Shares tax loophole “a dodgers charter”

Shares tax loophole “a dodgers charter”

There are fears that the proposals to allow employees tax-free shares in return for giving up employment rights could be used as a tax dodgers charter.

It is proposed that companies will give people shares between £2,000 and £50,000 which will not be liable to capital gains tax. Accordingly the employee will waive their rights on unfair dismissal, redundancy, flexible working and time off for training. It is questionable whether this will really create a flexible workforce and motivate employees. The “owner-employee” contract may not be the answer for some employers that are looking to take on staff but protect their business from unfair dismissal claims.
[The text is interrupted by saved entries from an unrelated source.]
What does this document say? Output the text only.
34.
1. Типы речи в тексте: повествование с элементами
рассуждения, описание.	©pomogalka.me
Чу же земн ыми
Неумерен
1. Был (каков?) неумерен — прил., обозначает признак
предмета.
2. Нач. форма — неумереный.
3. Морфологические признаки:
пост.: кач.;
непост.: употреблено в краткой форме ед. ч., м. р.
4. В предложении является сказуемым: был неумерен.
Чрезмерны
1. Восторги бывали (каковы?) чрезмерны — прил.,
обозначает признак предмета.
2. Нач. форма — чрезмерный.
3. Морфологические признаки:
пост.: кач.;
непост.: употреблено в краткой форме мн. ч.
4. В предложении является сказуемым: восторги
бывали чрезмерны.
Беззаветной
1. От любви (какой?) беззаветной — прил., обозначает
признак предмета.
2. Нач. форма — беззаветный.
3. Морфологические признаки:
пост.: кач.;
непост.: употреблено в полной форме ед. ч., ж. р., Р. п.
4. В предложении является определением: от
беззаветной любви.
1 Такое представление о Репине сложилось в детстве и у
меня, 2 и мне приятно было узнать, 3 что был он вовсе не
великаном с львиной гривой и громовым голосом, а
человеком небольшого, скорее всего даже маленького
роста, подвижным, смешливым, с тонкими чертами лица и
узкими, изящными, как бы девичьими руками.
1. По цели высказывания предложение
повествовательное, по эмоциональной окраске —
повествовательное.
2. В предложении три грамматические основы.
It could indeed create unwarranted problems for the employer and disruption.

Richard Smith, Head of Employment Law at Croner part of global information services group Wolters Kluwer, says: “I think the proposal is a slightly bonkers idea that was designed as red meat for conference in the absence of no fault dismissals. It is unnecessary and not likely to be commonly used for mainstream employers, but a great way to avoid CGT in smaller organisations where you may for example employ a spouse, give them a bunch of shares, void the employment rights and give them a few hours work to justify the role. I can’t see many legitimate circumstances where this will be used otherwise. If its new starters without a history – would you give them the shares anyhow; and if its longer term workers – would you care about them having basic employment rights. I would be surprised if it gets to the statute book. In any case, an employee can still bring a claim for discrimination. It is also questionable if the government can interfere with maternity provision based on European law.”
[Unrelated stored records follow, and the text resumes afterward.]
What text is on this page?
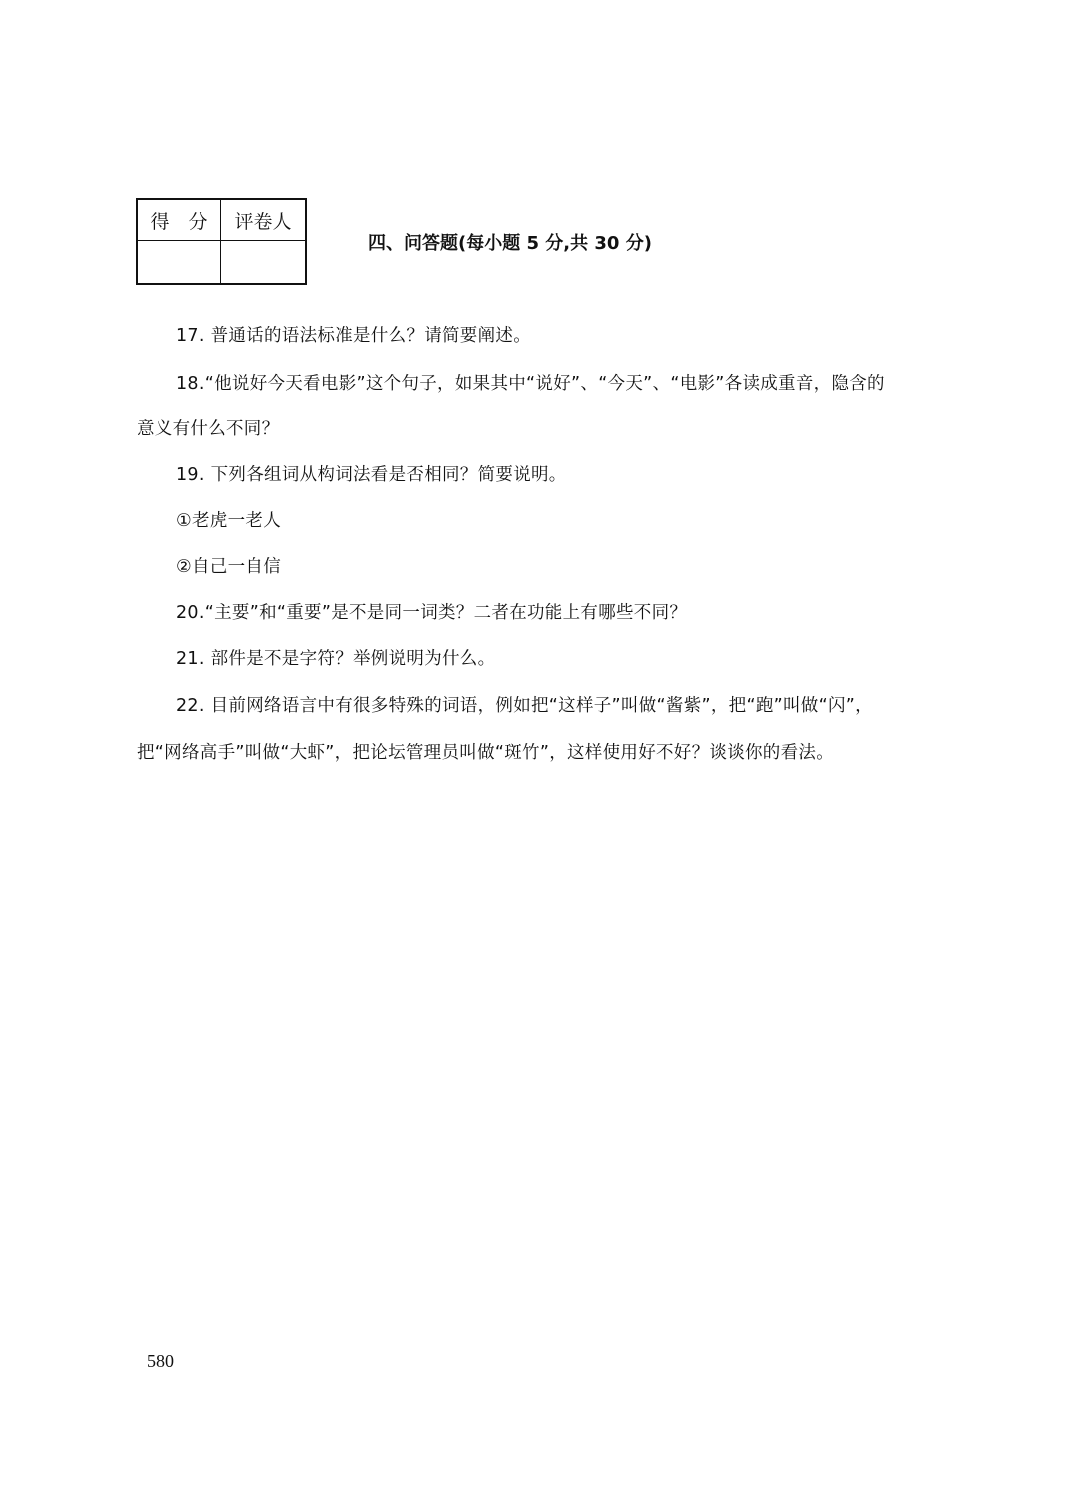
得　分	评卷人

四、问答题(每小题 5 分,共 30 分)
17. 普通话的语法标准是什么？请简要阐述。
18.“他说好今天看电影”这个句子，如果其中“说好”、“今天”、“电影”各读成重音，隐含的
意义有什么不同？
19. 下列各组词从构词法看是否相同？简要说明。
①老虎一老人
②自己一自信
20.“主要”和“重要”是不是同一词类？二者在功能上有哪些不同？
21. 部件是不是字符？举例说明为什么。
22. 目前网络语言中有很多特殊的词语，例如把“这样子”叫做“酱紫”，把“跑”叫做“闪”，
把“网络高手”叫做“大虾”，把论坛管理员叫做“斑竹”，这样使用好不好？谈谈你的看法。
580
“It would be surprising if anybody – unless they were coerced – would accept shares in this economic climate and waive fundamental employment rights, particularly the right to a redundancy payment. There will be consultation on some of the details later this month and the aim is to bring in the new owner-employee contract later this year, so that companies can use the new type of contract from April 2013. We wait to see if it actually gets on the statute book or merely suffers the fate of the other Beecroft idea of “No fault dismissals””. The Coalition abandoned the “no fault dismissals” proposed in the Beecroft Report and entrepreneurs should be wary if they believe swapping rights for shares is another way round this. They could find themselves with more complicated situation than the one they have currently.

By having the right employment procedures and policies in place they can manage and measure staff performance in an efficient and cost-effective that will see the business profit and without the disruption that can be caused through employee management. The government’s recent announcement of a ‘red tape blitz’ to boost business growth is not likely to be the dramatic slashing of health and safety law that employers may think.